As kids, we dreamed of the Easter Bunny or Santa Claus leaving us fat piles of booty in the middle of the night. Now, as adults, we fantasize about creatures called benefactors who might one day leave us millions of dollars... just because. Then we wake up to this hell called reality and go back to the everyday drudgery of driving to work, trolling for sex on the Internet, and cleaning out our closets. Here, we might come across an old G.I. Joe figurine or an antique Snoopy doll... and be totally in luck! Because freaks who drop $25,000 on Barbies from 1959 do exist -- and unlike that cheap Tooth Fairy bitch, they won't let you down when you're in possession of a valuable artifact. Just ask Sharon Korbeck, a toy expert who will be at the "West Palm Beach Antique & Collectibles Show" at the South Florida Fairgrounds (9067 Southern Blvd., West Palm Beach), which starts today and goes through Sunday. Admission costs $5. Call 561-640-3433, or visit

SAT 10

Age discrimination is a serious problem in our society. Whether in the workplace, in the mass media, or at the skatepark, ageism is... Wait a second, the skatepark? No, that can't be right! Not when Quiet Waters Park (401 S. Powerline Rd., Deerfield Beach) is holding "Family Skateboard Night." Here, there is no age discrimination. No sex discrimination. The only rule is the law of the ramp (and the posted park rules of civility, of course).
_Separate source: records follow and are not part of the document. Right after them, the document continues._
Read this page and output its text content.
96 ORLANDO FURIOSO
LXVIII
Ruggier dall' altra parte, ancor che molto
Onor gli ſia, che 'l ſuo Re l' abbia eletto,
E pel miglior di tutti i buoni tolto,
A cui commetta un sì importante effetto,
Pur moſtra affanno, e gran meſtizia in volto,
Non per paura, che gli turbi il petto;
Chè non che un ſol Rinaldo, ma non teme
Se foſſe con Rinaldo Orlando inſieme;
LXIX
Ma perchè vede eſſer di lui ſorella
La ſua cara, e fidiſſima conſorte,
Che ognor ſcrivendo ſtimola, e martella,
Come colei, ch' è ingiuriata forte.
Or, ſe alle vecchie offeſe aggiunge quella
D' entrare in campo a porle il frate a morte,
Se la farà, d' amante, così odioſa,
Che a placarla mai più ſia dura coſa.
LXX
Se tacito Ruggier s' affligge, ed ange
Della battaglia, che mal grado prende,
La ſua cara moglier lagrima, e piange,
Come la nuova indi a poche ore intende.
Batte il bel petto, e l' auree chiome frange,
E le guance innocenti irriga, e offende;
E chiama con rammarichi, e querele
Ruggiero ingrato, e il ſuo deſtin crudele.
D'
So there's no reason you can't skate doubles with your mom on the mini ramp or draw some killer lines on the street course with your dad. Heck, even Grandma's invited! Though you probably don't want to bring that cousin of yours who likes to set fire to things. He's only allowed to skate cement bowls. Drop-in time is 7:45 p.m. The cost is $5 per person. Call 954-360-1315.

SUN 11

It's Easter Sunday. You gotta go to church, even if it's the one day of the year that you drag your rump out of bed for it. Do it the right way this time. Avoid the crowds, the uncomfortable pews, and the pastel parade of screaming babies. Get to the beachside pavilion at the corner of A1A and Atlantic Avenue in Delray Beach by 6 a.m. to catch the "Easter Sunrise Service." This way, you'll get your hallelujahs and your thanks bes to God out of the way early, and you can spend the rest of the day chomping heads off unsuspecting fluffy yellow chicks, guilt-free. Call 561-454-5242.

MON 12

All right, you've just filed your tax return, and it's about time for some deep-breathing techniques. Through the nose, now: One... two... three... #!#$!!! Damn it! This isn't helping! What you need is to hit something (no, not someone), and that's OK. It's better that you find an inanimate object now than pound on whatever happens to be there when you finally go over the edge. Breathing exercises might work for the amateur taxpayer, who probably had an accountant do all the work. But for those with a major-league headache after DIYing it through all those forms, Tradewinds Park (3600 W. Sample Rd., Coconut Creek) offers the perfect relief in its batting cages. For $2, you get 15 pitches; for $15, you get 30 minutes of straight ball beating. Of course, you could end up missing all the pitches, in which case you should resort to breathing exercises. One... two... three... Call 954-968-3880.

TUE 13

The FTAA protests in Miami last November were a photojournalist's wet dream -- that is, if they could survive the frenzy of angry cops with cameras intact. Fort Lauderdale's W.W. Weaver was one of the lucky photographers who managed to successfully capture a glimpse of the temporary police state. And it's hardly a surprise that Weaver's "Life with FTAA" (a dramatic shot of a masked demonstrator squared-off against a horde of combat-ready coppers) won first place in photography at this year's "All Florida Juried Art Exhibition," which is showing at Old School Square's Cornell Museum (51 N. Swinton Ave., Delray Beach). Weaver is just one of 70 artists featured in the exhibition. Other works include oil paintings, watercolors, sculptures, graphite compositions, and mosaics, portraying such varied subjects as portraits, natural still lifes, and religious symbols. The exhibition runs through May 22. Admission is $6 for adults, $4 for seniors and students, and free for children under 13. Call 561-243-7922.

WED 14

Ever wonder why the coffee shop is such a popular venue for open-mic nights? It would stand to reason that caffeine (a stimulant) plus raw nerves (these aren't seasoned performers we're talking about) equals one big stutter-a-thon. Kava, on the other hand, has the opposite effect, calming those who drink it. This makes "Poetry and Acoustic Music Night" at the Nakamal Kava Bar (140 NW 20th St., Boca Raton) a more comfortable place for would-be poets. The bar has a separate room for the event, decked out in a South Pacific motif. It's not uncommon to hear aspiring young Dylans wax tipsy about anything from love and romance to, bear with me here, unicorns. Yup, you read that right. So now that you know there's nothing to be embarrassed about, why not try it out? Sign-up time is 9 p.m. sharp. Call 561-395-9888.